Project X Presents was a collaborative arts network based in Birmingham, England, active from around 2004 to 2009. The group produced a series of themed performance events in the city which they christened "omnimedia experiences".

The network was centred on Rich Batsford, Marc Reck, Anne-Marie Pope and Ant Ramm, who become friends during shared participation in various creative endeavours including the Fierce! festival and the music and party scene based in and around the Birmingham suburb of Moseley. Their intention was to create a new form of live event enabling each participant to further their own practice, as well as to learn from engaging with other disciplines. The show would involve and engage the audience at different levels, leading them on a potentially transformative journey.

The group coined the phrase "omnimedia experience" to describe a new kind of event to potentially include any kind of creative endeavour such as a wide variety of styles of music along with stand up comedy, poetry, physical theatre, dynamic visual projections, dance, set design, costume, make up, interactive installations and even aroma.

Through an organic collaborative process, the group took all these many disparate and diverse strands and wove them together into one seamless, immersive, holistic whole, so the many parts effectively become one.

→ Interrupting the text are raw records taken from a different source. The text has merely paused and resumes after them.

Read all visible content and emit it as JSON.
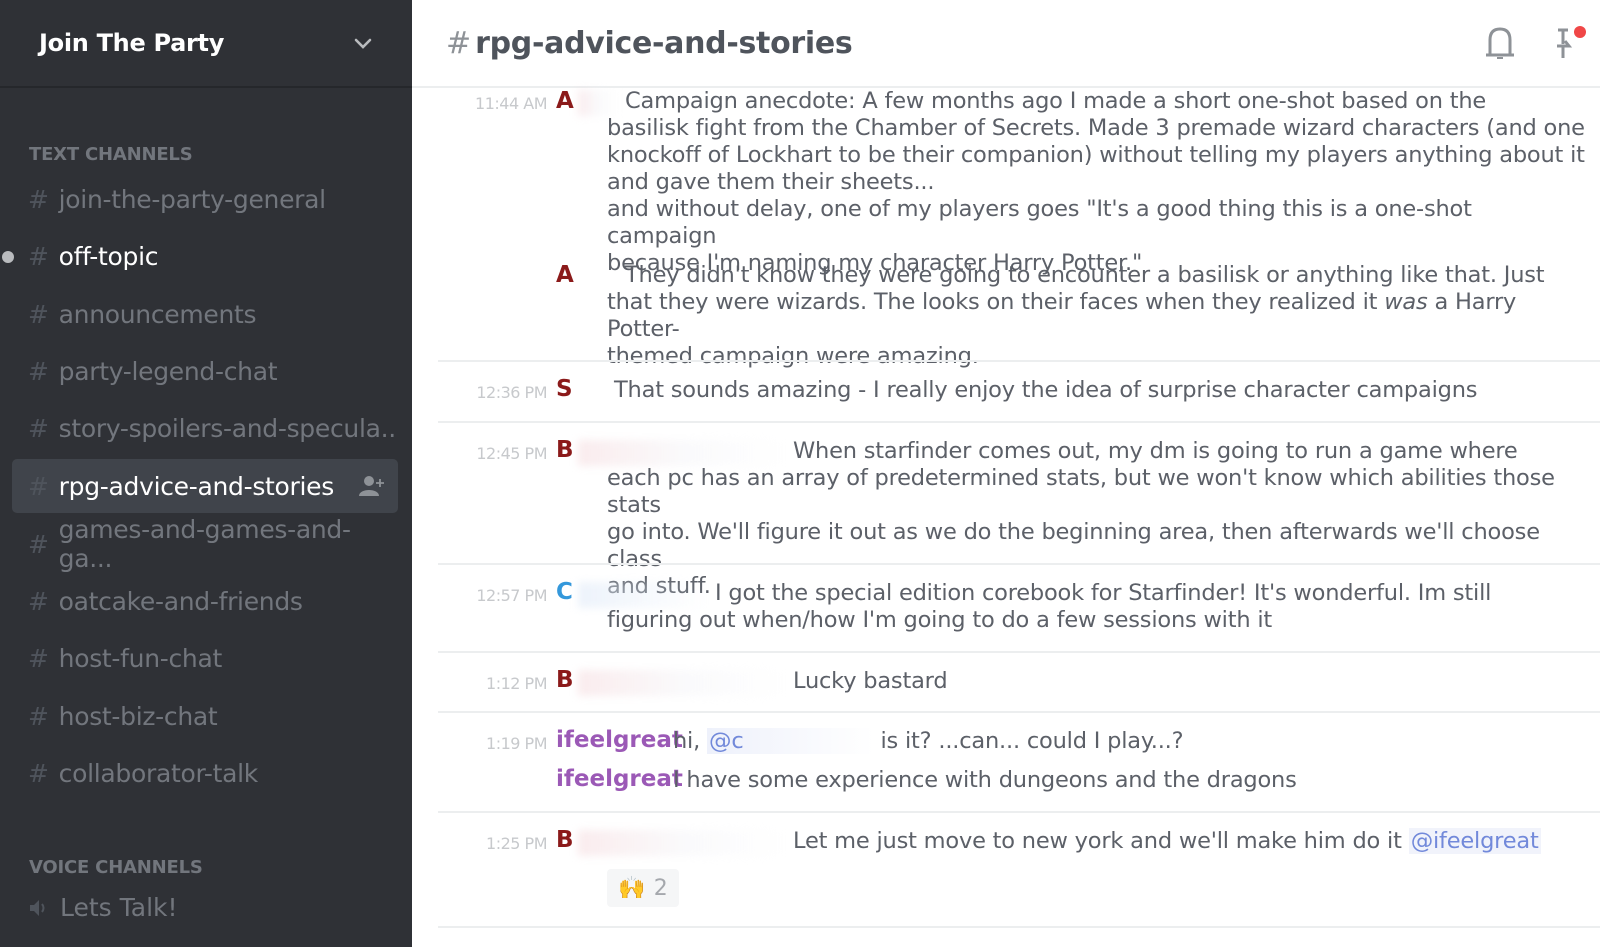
{
  "server": {
    "name": "Join The Party"
  },
  "sidebar": {
    "text_category": "TEXT CHANNELS",
    "voice_category": "VOICE CHANNELS",
    "channels": [
      {
        "name": "join-the-party-general",
        "state": "normal"
      },
      {
        "name": "off-topic",
        "state": "unread"
      },
      {
        "name": "announcements",
        "state": "normal"
      },
      {
        "name": "party-legend-chat",
        "state": "normal"
      },
      {
        "name": "story-spoilers-and-specula..",
        "state": "normal"
      },
      {
        "name": "rpg-advice-and-stories",
        "state": "active"
      },
      {
        "name": "games-and-games-and-ga...",
        "state": "normal"
      },
      {
        "name": "oatcake-and-friends",
        "state": "normal"
      },
      {
        "name": "host-fun-chat",
        "state": "normal"
      },
      {
        "name": "host-biz-chat",
        "state": "normal"
      },
      {
        "name": "collaborator-talk",
        "state": "normal"
      }
    ],
    "voice_channels": [
      {
        "name": "Lets Talk!"
      }
    ]
  },
  "header": {
    "hash": "#",
    "channel": "rpg-advice-and-stories",
    "notification_badge_color": "#f04747"
  },
  "messages": [
    {
      "time": "11:44 AM",
      "author_initial": "A",
      "author_color": "#8b1a1a",
      "lines": [
        "Campaign anecdote: A few months ago I made a short one-shot based on the",
        "basilisk fight from the Chamber of Secrets. Made 3 premade wizard characters (and one",
        "knockoff of Lockhart to be their companion) without telling my players anything about it",
        "and gave them their sheets...",
        "and without delay, one of my players goes \"It's a good thing this is a one-shot campaign",
        "because I'm naming my character Harry Potter.\""
      ],
      "followup": {
        "author_initial": "A",
        "line1": "They didn't know they were going to encounter a basilisk or anything like that. Just",
        "line2_before": "that they were wizards. The looks on their faces when they realized it ",
        "line2_italic": "was",
        "line2_after": " a Harry Potter-",
        "line3": "themed campaign were amazing."
      }
    },
    {
      "time": "12:36 PM",
      "author_initial": "S",
      "author_color": "#8b1a1a",
      "lines": [
        "That sounds amazing - I really enjoy the idea of surprise character campaigns"
      ]
    },
    {
      "time": "12:45 PM",
      "author_initial": "B",
      "author_color": "#8b1a1a",
      "lines": [
        "When starfinder comes out, my dm is going to run a game where",
        "each pc has an array of predetermined stats, but we won't know which abilities those stats",
        "go into. We'll figure it out as we do the beginning area, then afterwards we'll choose class",
        "and stuff."
      ]
    },
    {
      "time": "12:57 PM",
      "author_initial": "C",
      "author_color": "#3498db",
      "lines": [
        "I got the special edition corebook for Starfinder! It's wonderful. Im still",
        "figuring out when/how I'm going to do a few sessions with it"
      ]
    },
    {
      "time": "1:12 PM",
      "author_initial": "B",
      "author_color": "#8b1a1a",
      "lines": [
        "Lucky bastard"
      ]
    },
    {
      "time": "1:19 PM",
      "author": "ifeelgreat",
      "author_color": "#9b59b6",
      "line1_before": "hi, ",
      "mention": "@c",
      "line1_after": "is it? ...can... could I play...?",
      "line2_author": "ifeelgreat",
      "line2": "I have some experience with dungeons and the dragons"
    },
    {
      "time": "1:25 PM",
      "author_initial": "B",
      "author_color": "#8b1a1a",
      "text": "Let me just move to new york and we'll make him do it ",
      "mention": "@ifeelgreat",
      "reaction": {
        "emoji": "🙌",
        "count": "2"
      }
    }
  ]
}
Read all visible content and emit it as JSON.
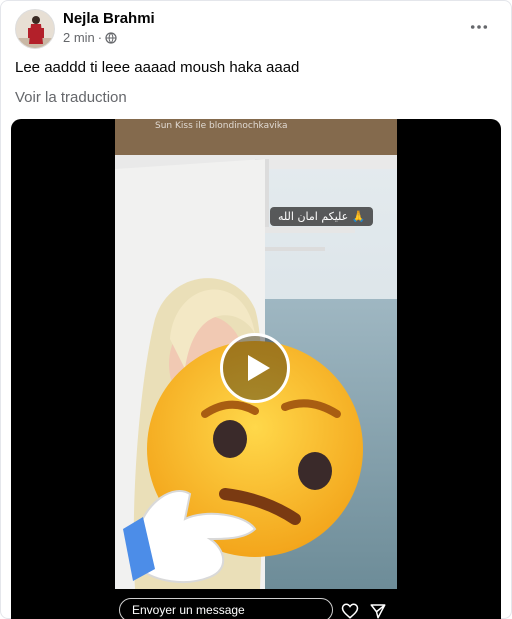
{
  "post": {
    "author": "Nejla Brahmi",
    "timestamp": "2 min",
    "separator": "·",
    "privacy_icon": "globe-icon",
    "more_icon": "more-dots-icon",
    "text": "Lee aaddd ti leee aaaad moush haka aaad",
    "translate_label": "Voir la traduction"
  },
  "video": {
    "watermark": "Sun Kiss ile blondinochkavika",
    "sticker_text": "عليكم امان الله 🙏",
    "play_icon": "play-icon",
    "message_placeholder": "Envoyer un message",
    "like_icon": "heart-icon",
    "send_icon": "send-icon"
  },
  "colors": {
    "text_primary": "#050505",
    "text_secondary": "#65676b",
    "video_bg": "#000000"
  }
}
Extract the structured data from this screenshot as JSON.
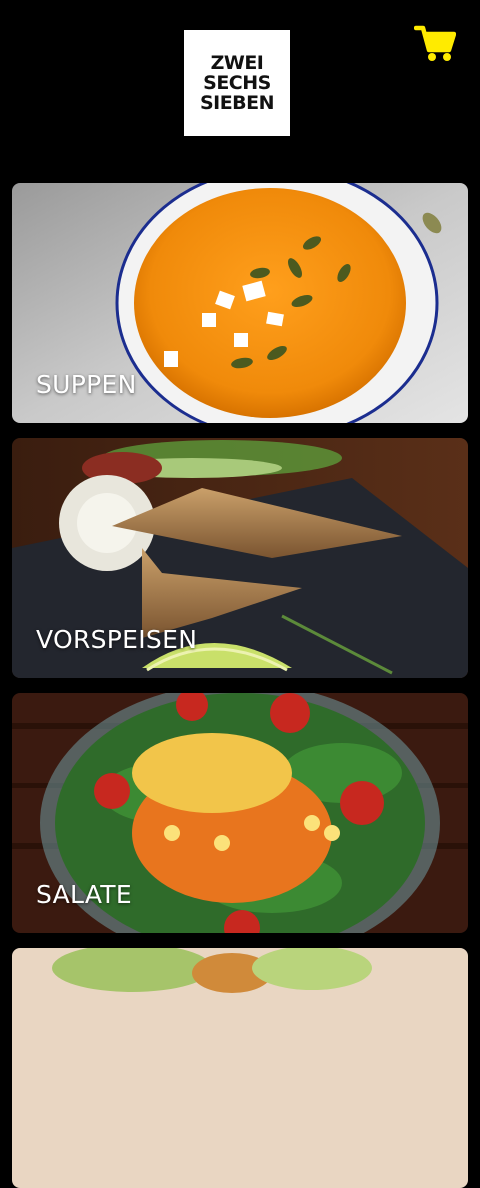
{
  "logo": {
    "line1": "ZWEI",
    "line2": "SECHS",
    "line3": "SIEBEN"
  },
  "cart": {
    "icon": "shopping-cart-icon",
    "color": "#ffeb00"
  },
  "categories": [
    {
      "label": "SUPPEN"
    },
    {
      "label": "VORSPEISEN"
    },
    {
      "label": "SALATE"
    },
    {
      "label": ""
    }
  ]
}
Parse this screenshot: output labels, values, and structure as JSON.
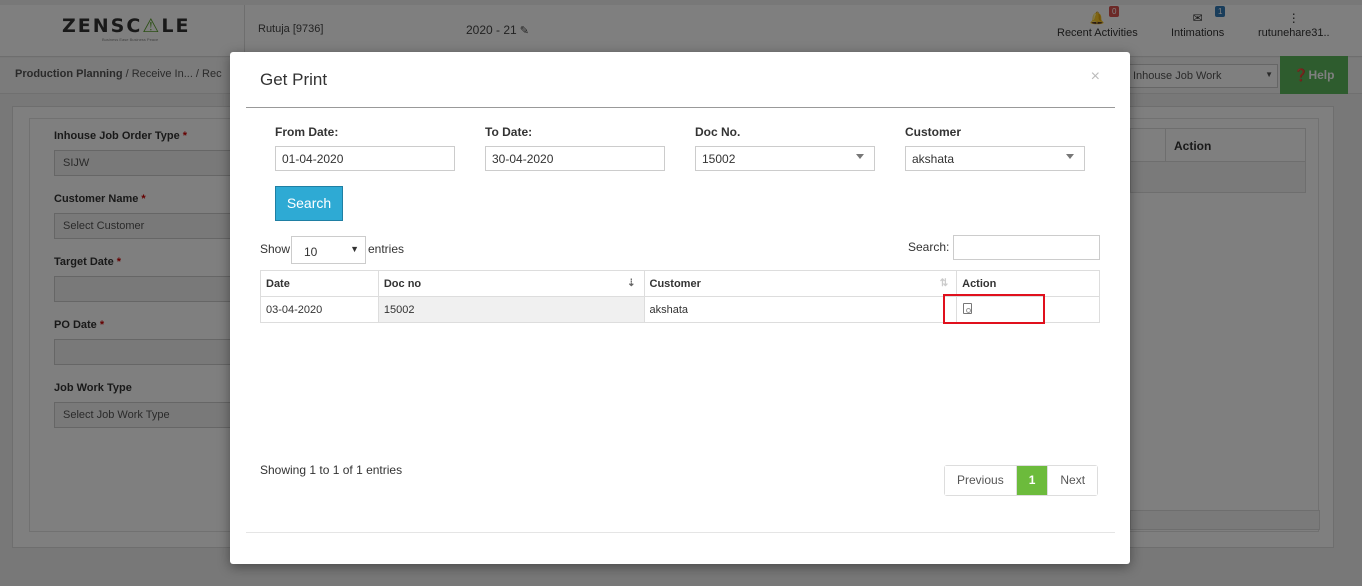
{
  "app": {
    "logo_text_left": "ZENSC",
    "logo_text_accent": "⚠",
    "logo_text_right": "LE",
    "logo_tagline": "Business Ease Business Peace",
    "user": "Rutuja [9736]",
    "financial_year": "2020 - 21",
    "recent_activities": {
      "label": "Recent Activities",
      "badge": "0"
    },
    "intimations": {
      "label": "Intimations",
      "badge": "1"
    },
    "account": "rutunehare31..",
    "breadcrumb_main": "Production Planning",
    "breadcrumb_rest": " / Receive In... / Rec",
    "type_select": "Inhouse Job Work",
    "help_label": "Help",
    "form": {
      "order_type_label": "Inhouse Job Order Type",
      "order_type_value": "SIJW",
      "customer_label": "Customer Name",
      "customer_placeholder": "Select Customer",
      "target_date_label": "Target Date",
      "po_date_label": "PO Date",
      "job_work_label": "Job Work Type",
      "job_work_placeholder": "Select Job Work Type",
      "required_mark": "*"
    },
    "bg_table_action": "Action"
  },
  "modal": {
    "title": "Get Print",
    "close": "×",
    "from_date_label": "From Date:",
    "from_date": "01-04-2020",
    "to_date_label": "To Date:",
    "to_date": "30-04-2020",
    "doc_no_label": "Doc No.",
    "doc_no": "15002",
    "customer_label": "Customer",
    "customer": "akshata",
    "search_button": "Search",
    "show_label": "Show",
    "page_length": "10",
    "entries_label": "entries",
    "search_label": "Search:",
    "table": {
      "headers": [
        "Date",
        "Doc no",
        "Customer",
        "Action"
      ],
      "rows": [
        {
          "date": "03-04-2020",
          "doc_no": "15002",
          "customer": "akshata"
        }
      ]
    },
    "info": "Showing 1 to 1 of 1 entries",
    "pagination": {
      "previous": "Previous",
      "current": "1",
      "next": "Next"
    }
  }
}
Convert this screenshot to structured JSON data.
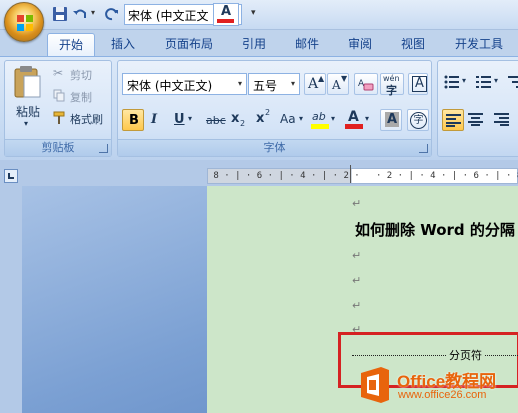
{
  "qat": {
    "font_value": "宋体 (中文正文",
    "font_color_letter": "A"
  },
  "tabs": [
    {
      "label": "开始",
      "active": true
    },
    {
      "label": "插入"
    },
    {
      "label": "页面布局"
    },
    {
      "label": "引用"
    },
    {
      "label": "邮件"
    },
    {
      "label": "审阅"
    },
    {
      "label": "视图"
    },
    {
      "label": "开发工具"
    }
  ],
  "clipboard": {
    "paste": "粘贴",
    "cut": "剪切",
    "copy": "复制",
    "format_painter": "格式刷",
    "group_label": "剪贴板"
  },
  "font": {
    "font_name": "宋体 (中文正文)",
    "font_size": "五号",
    "grow": "A",
    "shrink": "A",
    "bold": "B",
    "italic": "I",
    "underline": "U",
    "strike": "abc",
    "subscript": "x",
    "superscript": "x",
    "change_case": "Aa",
    "highlight": "ab",
    "font_color": "A",
    "shading": "A",
    "enclose": "字",
    "phonetic": "wén",
    "border": "A",
    "group_label": "字体"
  },
  "document": {
    "title": "如何删除 Word 的分隔",
    "para_mark": "↵",
    "page_break_label": "分页符"
  },
  "ruler": {
    "marks": " 8 · | · 6 · | · 4 · | · 2 ·   · 2 · | · 4 · | · 6 · | · 8 ·"
  },
  "watermark": {
    "text": "Office教程网",
    "url": "www.office26.com"
  },
  "colors": {
    "accent": "#15428b",
    "page": "#cde6c9",
    "highlight_box": "#d52222",
    "watermark": "#e8640c"
  }
}
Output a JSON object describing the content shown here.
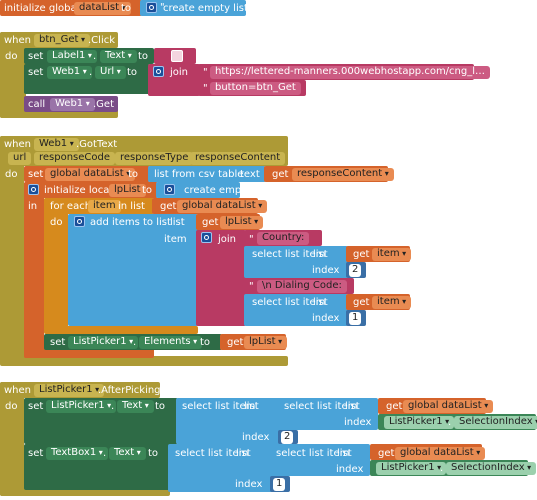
{
  "kw": {
    "initialize_global": "initialize global",
    "to": "to",
    "when": "when",
    "do": "do",
    "set": "set",
    "call": "call",
    "join": "join",
    "get": "get",
    "in": "in",
    "item": "item",
    "index": "index",
    "list": "list",
    "text": "text",
    "for_each": "for each",
    "in_list": "in list",
    "initialize_local": "initialize local",
    "dot": "."
  },
  "block1": {
    "var_name": "dataList",
    "value": "create empty list"
  },
  "block2": {
    "component": "btn_Get",
    "event": ".Click",
    "set1_component": "Label1",
    "set1_prop": "Text",
    "set1_value": "",
    "set2_component": "Web1",
    "set2_prop": "Url",
    "url_text": "https://lettered-manners.000webhostapp.com/cng_l…",
    "button_text": "button=btn_Get",
    "call_component": "Web1",
    "call_method": ".Get"
  },
  "block3": {
    "component": "Web1",
    "event": ".GotText",
    "params": [
      "url",
      "responseCode",
      "responseType",
      "responseContent"
    ],
    "set_var": "global dataList",
    "csv": "list from csv table",
    "get_response": "responseContent",
    "local_name": "lpList",
    "local_value": "create empty list",
    "loop_var": "item",
    "loop_list": "global dataList",
    "add_items": "add items to list",
    "get_lplist": "lpList",
    "country_text": "Country:",
    "select_list_item": "select list item",
    "get_item": "item",
    "index_2": "2",
    "dialing_text": "\\n Dialing Code:",
    "index_1": "1",
    "set_picker": "ListPicker1",
    "set_picker_prop": "Elements",
    "get_lplist2": "lpList"
  },
  "block4": {
    "component": "ListPicker1",
    "event": ".AfterPicking",
    "set1_component": "ListPicker1",
    "set1_prop": "Text",
    "select_list_item": "select list item",
    "get_datalist": "global dataList",
    "picker": "ListPicker1",
    "selection_index": "SelectionIndex",
    "index_2": "2",
    "set2_component": "TextBox1",
    "set2_prop": "Text",
    "index_1": "1"
  }
}
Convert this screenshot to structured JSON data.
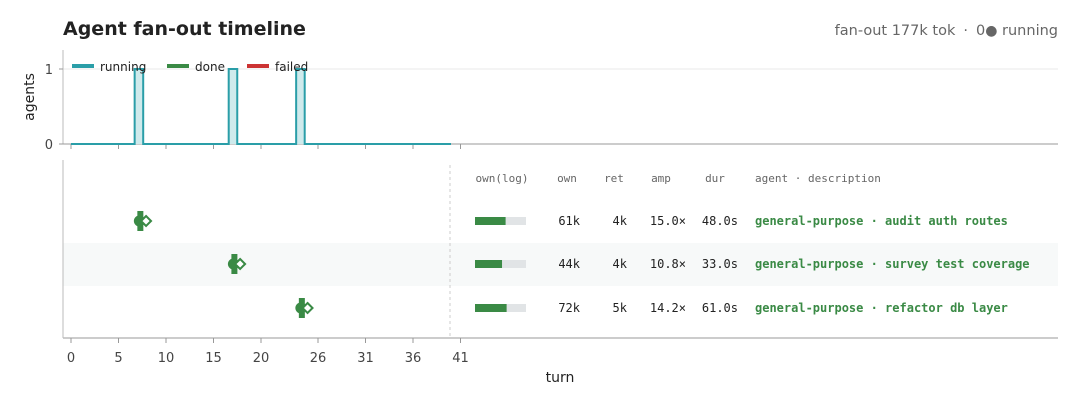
{
  "header": {
    "title": "Agent fan-out timeline",
    "fanout_label": "fan-out 177k tok",
    "separator": "·",
    "running_count": "0",
    "running_dot": "●",
    "running_label": "running"
  },
  "colors": {
    "running": "#2a9ea8",
    "done": "#3a8a45",
    "failed": "#cc3333",
    "running_fill": "#cfeaec",
    "bar_bg": "#e1e4e6",
    "text_dim": "#666666",
    "label_green": "#3a8a45"
  },
  "chart_data": [
    {
      "type": "area",
      "ylabel": "agents",
      "ylim": [
        0,
        1
      ],
      "y_ticks": [
        "0",
        "1"
      ],
      "legend_placement": "top-left",
      "legend": [
        {
          "name": "running",
          "color": "#2a9ea8"
        },
        {
          "name": "done",
          "color": "#3a8a45"
        },
        {
          "name": "failed",
          "color": "#cc3333"
        }
      ],
      "steps": [
        {
          "start": 6.7,
          "end": 7.6,
          "value": 1
        },
        {
          "start": 16.6,
          "end": 17.5,
          "value": 1
        },
        {
          "start": 23.7,
          "end": 24.6,
          "value": 1
        }
      ],
      "x_end": 40
    },
    {
      "type": "scatter",
      "xlabel": "turn",
      "x_ticks": [
        "0",
        "5",
        "10",
        "15",
        "20",
        "26",
        "31",
        "36",
        "41"
      ],
      "x_tick_values": [
        0,
        5,
        10,
        15,
        20,
        26,
        31,
        36,
        41
      ],
      "divider_turn": 40,
      "table_headers": [
        "own(log)",
        "own",
        "ret",
        "amp",
        "dur",
        "agent · description"
      ],
      "rows": [
        {
          "start": 7.3,
          "end": 7.9,
          "own": "61k",
          "ret": "4k",
          "amp": "15.0×",
          "dur": "48.0s",
          "own_frac": 0.6,
          "label": "general-purpose · audit auth routes",
          "status": "done"
        },
        {
          "start": 17.2,
          "end": 17.8,
          "own": "44k",
          "ret": "4k",
          "amp": "10.8×",
          "dur": "33.0s",
          "own_frac": 0.53,
          "label": "general-purpose · survey test coverage",
          "status": "done"
        },
        {
          "start": 24.3,
          "end": 24.9,
          "own": "72k",
          "ret": "5k",
          "amp": "14.2×",
          "dur": "61.0s",
          "own_frac": 0.62,
          "label": "general-purpose · refactor db layer",
          "status": "done"
        }
      ]
    }
  ]
}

The core structure around which the events evolved was an experiential narrative, a series of stages defining the mood which the group aimed to lead the audience through. This was developed from the observation that audiences engage with different types of performance in different ways and that sequenced sections could lead the audiences through progressively elevated emotional states, as though they were experiencing a whole series of different events, but all combined into one seamless experience. The experiential narrative structure for the first event was "meditation, exploration, celebration."

A modular composition technique was developed to program a sequence of acts around this structure, centred mainly around the music along with stand up comedy and poetry. Each group or individual was asked to collaborate with those performing directly afterwards and before them create a new segue section. This was designed to stimulate the production of exciting new work and create the seamless ongoing experience for the audience. Dynamic visual projections, sets and physical theatre performances were also added to complement and enhance the action.

The ethos was one of shared effort for the common good, no one was paid for their time and most of the equipment was borrowed or provided by the participants themselves. Two small grants were received from the Arts Council. Decision making was organic, consensual and collective and there was a conscious effort to demonstrate the possibilities of positive and cooperative action. The process arose out of friendship and continued in that vein throughout.